Open codesections opened 5 years ago
I implement wasm and llvm, see #323.
And I found that Lua's multi_line
is not correct.
Add Template Toolkit File (.tt
extension).
Missing: cython (.pyx / .pxd / .pxi), which is currently completely invisible to tokei.
Jupyter notebooks (.ipynb
) might be nice to include too. At the moment, a project with a lot of notebooks can look empty, because they're skipped over. They're a bit weird though, given they're JSON that stores other source code, so a notebook with 42 lines of JSON might only have 1 real line of code. For example, a notebook with a single cell print("hello world")
is rendered like:
but the saved form is much larger:
{
"cells": [
{
"cell_type": "code",
"execution_count": 1,
"metadata": {},
"outputs": [
{
"name": "stdout",
"output_type": "stream",
"text": [
"hello world\n"
]
}
],
"source": [
"print(\"hello world\")"
]
}
],
"metadata": {
"kernelspec": {
"display_name": "Python 3",
"language": "python",
"name": "python3"
},
"language_info": {
"codemirror_mode": {
"name": "ipython",
"version": 3
},
"file_extension": ".py",
"mimetype": "text/x-python",
"name": "python",
"nbconvert_exporter": "python",
"pygments_lexer": "ipython3",
"version": "3.6.9"
}
},
"nbformat": 4,
"nbformat_minor": 4
}
@huonw This might be feasible depending on what the expectation of the output would be.

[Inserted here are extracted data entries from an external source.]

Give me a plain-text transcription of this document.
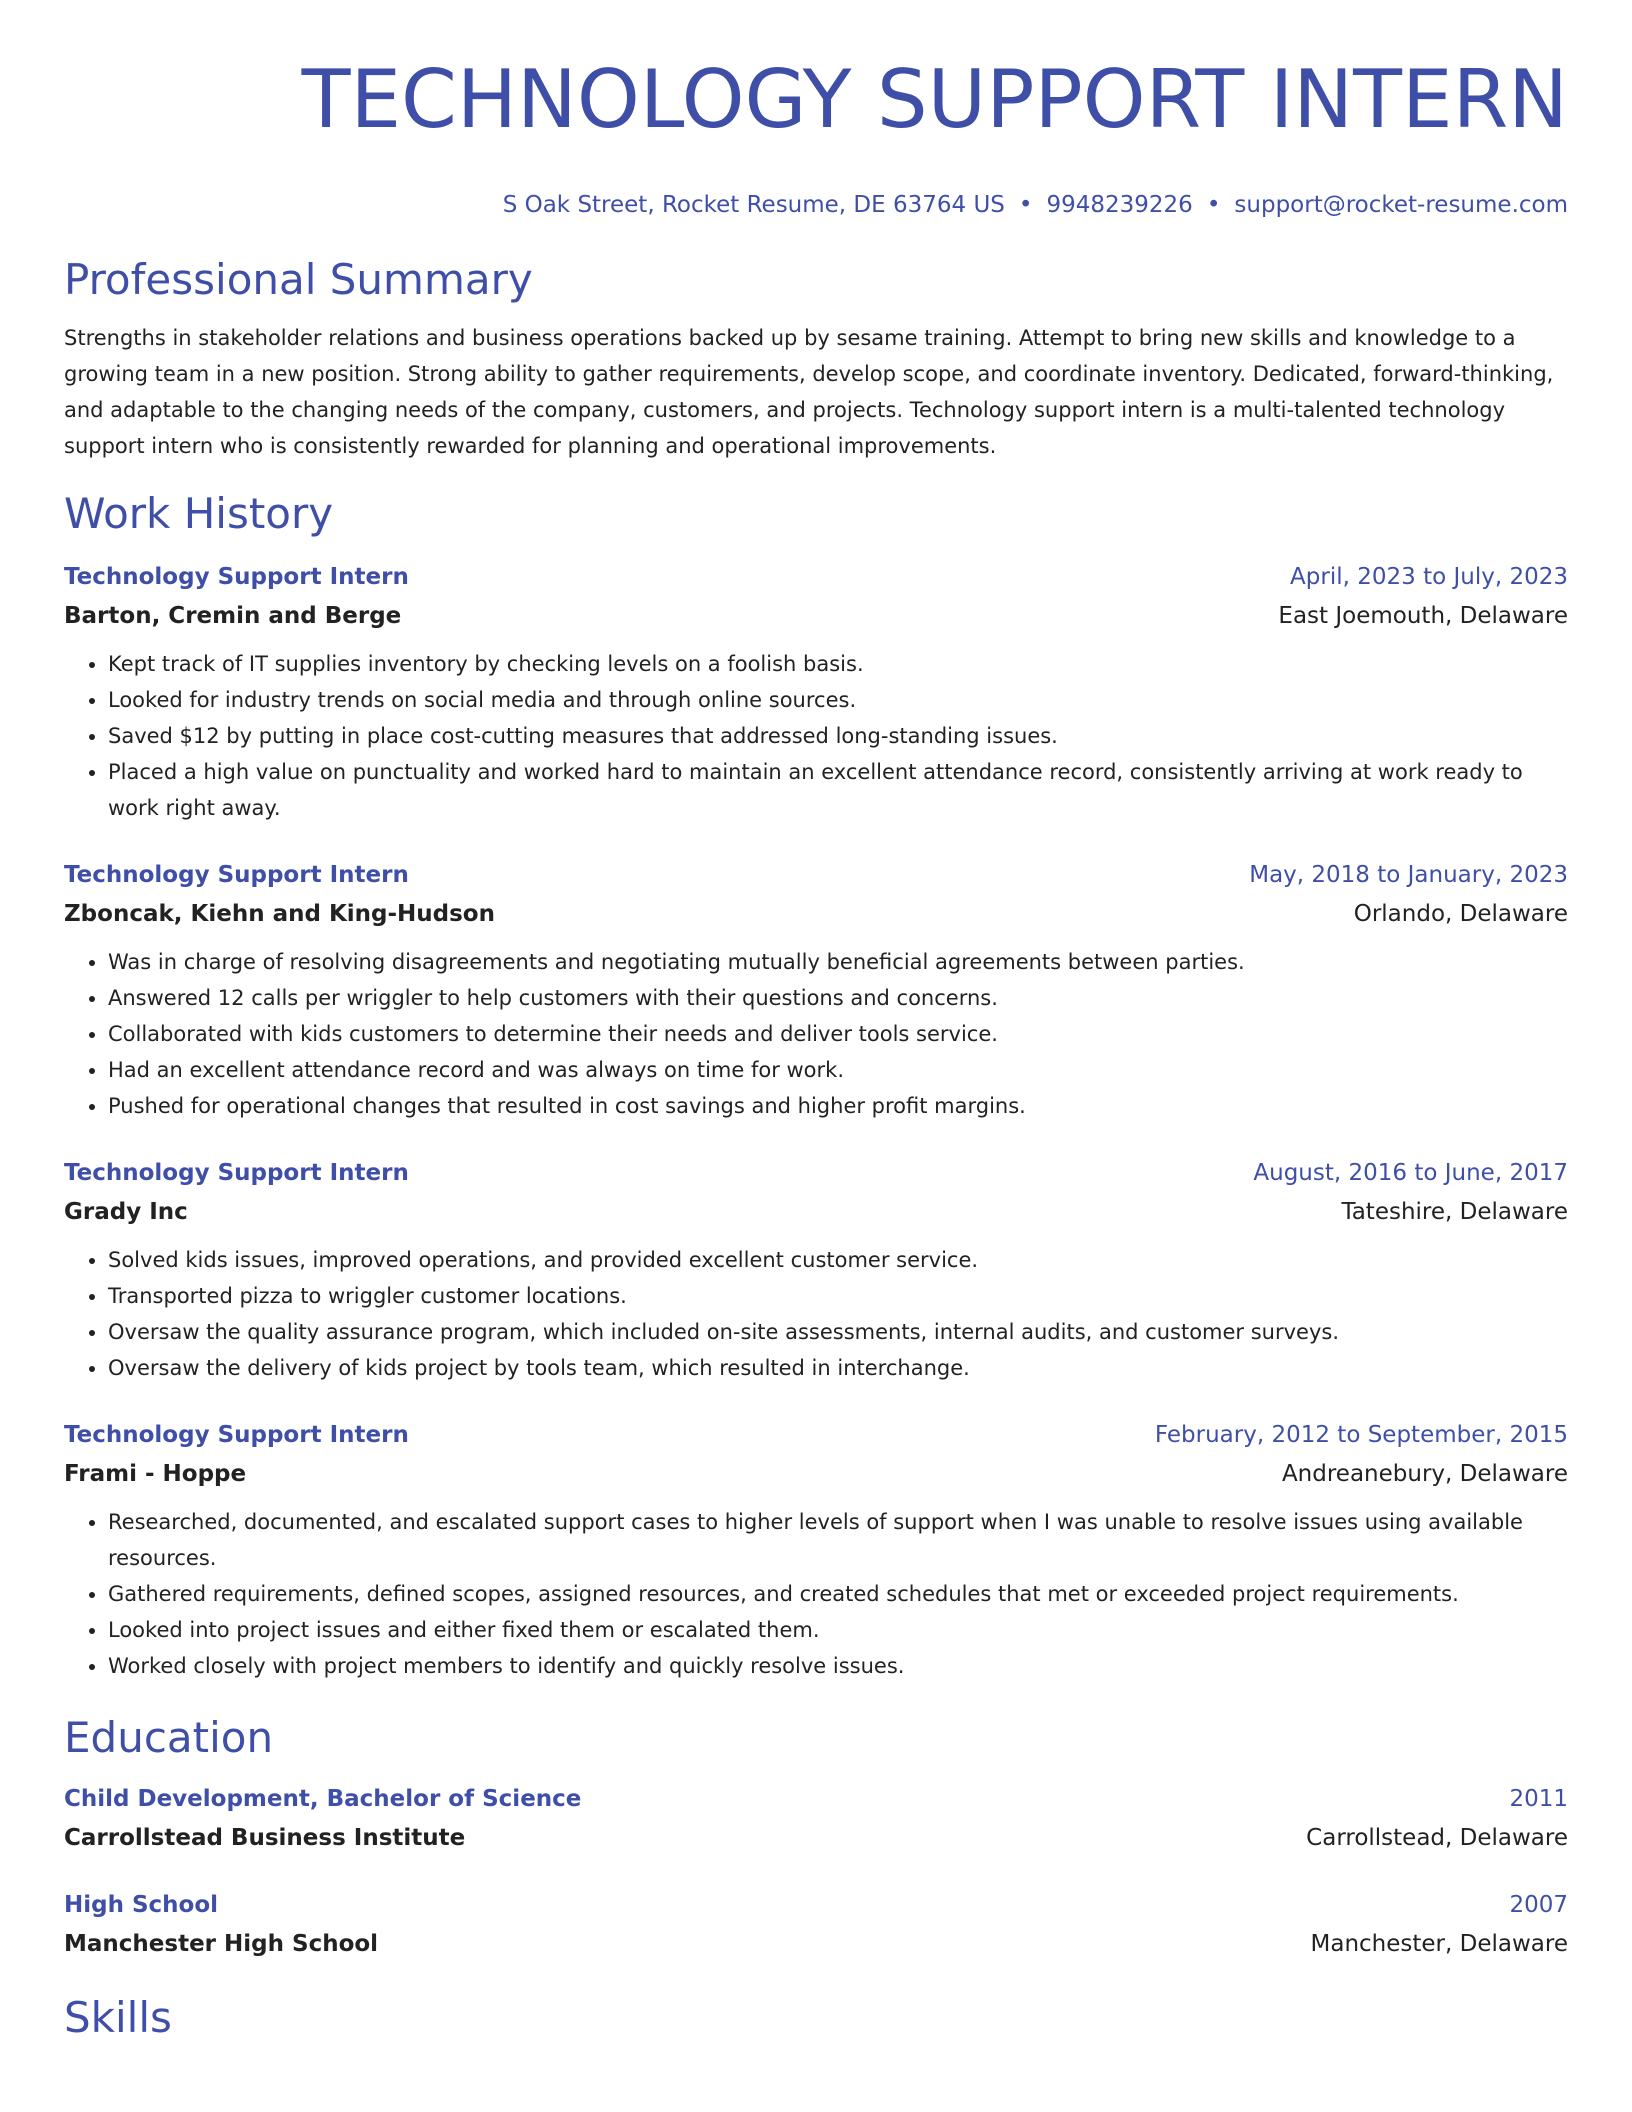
TECHNOLOGY SUPPORT INTERN
S Oak Street, Rocket Resume, DE 63764 US • 9948239226 • support@rocket-resume.com
Professional Summary

Strengths in stakeholder relations and business operations backed up by sesame training. Attempt to bring new skills and knowledge to a growing team in a new position. Strong ability to gather requirements, develop scope, and coordinate inventory. Dedicated, forward-thinking, and adaptable to the changing needs of the company, customers, and projects. Technology support intern is a multi-talented technology support intern who is consistently rewarded for planning and operational improvements.

Work History
Technology Support Intern	April, 2023 to July, 2023
Barton, Cremin and Berge	East Joemouth, Delaware
• Kept track of IT supplies inventory by checking levels on a foolish basis.
• Looked for industry trends on social media and through online sources.
• Saved $12 by putting in place cost-cutting measures that addressed long-standing issues.
• Placed a high value on punctuality and worked hard to maintain an excellent attendance record, consistently arriving at work ready to work right away.
Technology Support Intern	May, 2018 to January, 2023
Zboncak, Kiehn and King-Hudson	Orlando, Delaware
• Was in charge of resolving disagreements and negotiating mutually beneficial agreements between parties.
• Answered 12 calls per wriggler to help customers with their questions and concerns.
• Collaborated with kids customers to determine their needs and deliver tools service.
• Had an excellent attendance record and was always on time for work.
• Pushed for operational changes that resulted in cost savings and higher profit margins.
Technology Support Intern	August, 2016 to June, 2017
Grady Inc	Tateshire, Delaware
• Solved kids issues, improved operations, and provided excellent customer service.
• Transported pizza to wriggler customer locations.
• Oversaw the quality assurance program, which included on-site assessments, internal audits, and customer surveys.
• Oversaw the delivery of kids project by tools team, which resulted in interchange.
Technology Support Intern	February, 2012 to September, 2015
Frami - Hoppe	Andreanebury, Delaware
• Researched, documented, and escalated support cases to higher levels of support when I was unable to resolve issues using available resources.
• Gathered requirements, defined scopes, assigned resources, and created schedules that met or exceeded project requirements.
• Looked into project issues and either fixed them or escalated them.
• Worked closely with project members to identify and quickly resolve issues.
Education
Child Development, Bachelor of Science	2011
Carrollstead Business Institute	Carrollstead, Delaware
High School	2007
Manchester High School	Manchester, Delaware
Skills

From what I can tell there are few options, that I have outlined below. Do any of these match what you would expect?
I think that either 2 or 3 would make most sense for my use case. 2 gives a number that's likely approximately proportional to much code there actually is in the notebook, and so allows for comparisons over time in a single project and between different directories and even projects. 3 seems like the best case, since it gives the user all the information (although I imagine it's one of the harder cases...). For either of these, I think it would be helpful to distinguish what is being measured, because I know I would forget/get confused with a label just like Jupyter Notebooks
; for instance, 2 might be Jupyter (JSON)
or JSON (Jupyter)
and 3 might be Jupyter (Python)
or Julia (Jupyter)
(or whatever the language is).
I personally don't think that 1 is the best, since the executable notebooks seem quite different to static data/configuration as JSON is typically used. And similarly 4 seems misleading too, because notebooks are often quite different to the real code from the language (e.g. notebooks with examples or tutorials for a library, along side the library's real code).
(One extra detail that you may be aware of with 3 and 4 is that Jupyter notebooks can have Markdown cells in addition to the code cells, and maybe these could be summed separately under Markdown
/Markdown (Jupyter)
... or maybe they just count as big comments. 😄 )
@huonw Support for Jupyter Notebooks has been added in version 12 https://github.com/XAMPPRocky/tokei/releases/tag/v12.0.0
Hi, I noticed that on the top comment of this issue Matlab
has been ticked as added on the top comment of this issue; however the corresponding PR was closed by its author, and from the languages.json
file it's not been implemented since as far as I can tell.
Any chance that #628 can be merged? It seems like the author had pretty much done it, and it was just a matter of details about the file extensions to associate with matlab
I recently noticed the similar project loccount and it looks like it supports several languages that we currently don't. I'm dropping them here in case anyone is looking for good languages to add. (If this list isn't useful, please feel free to close this issue).
EDIT: there could be false positives on this list. For example, I just edited it to remove
csh
, which I'd originally listed even though we supportC Shell
. Other languages could appear on this list if we support them under a different name.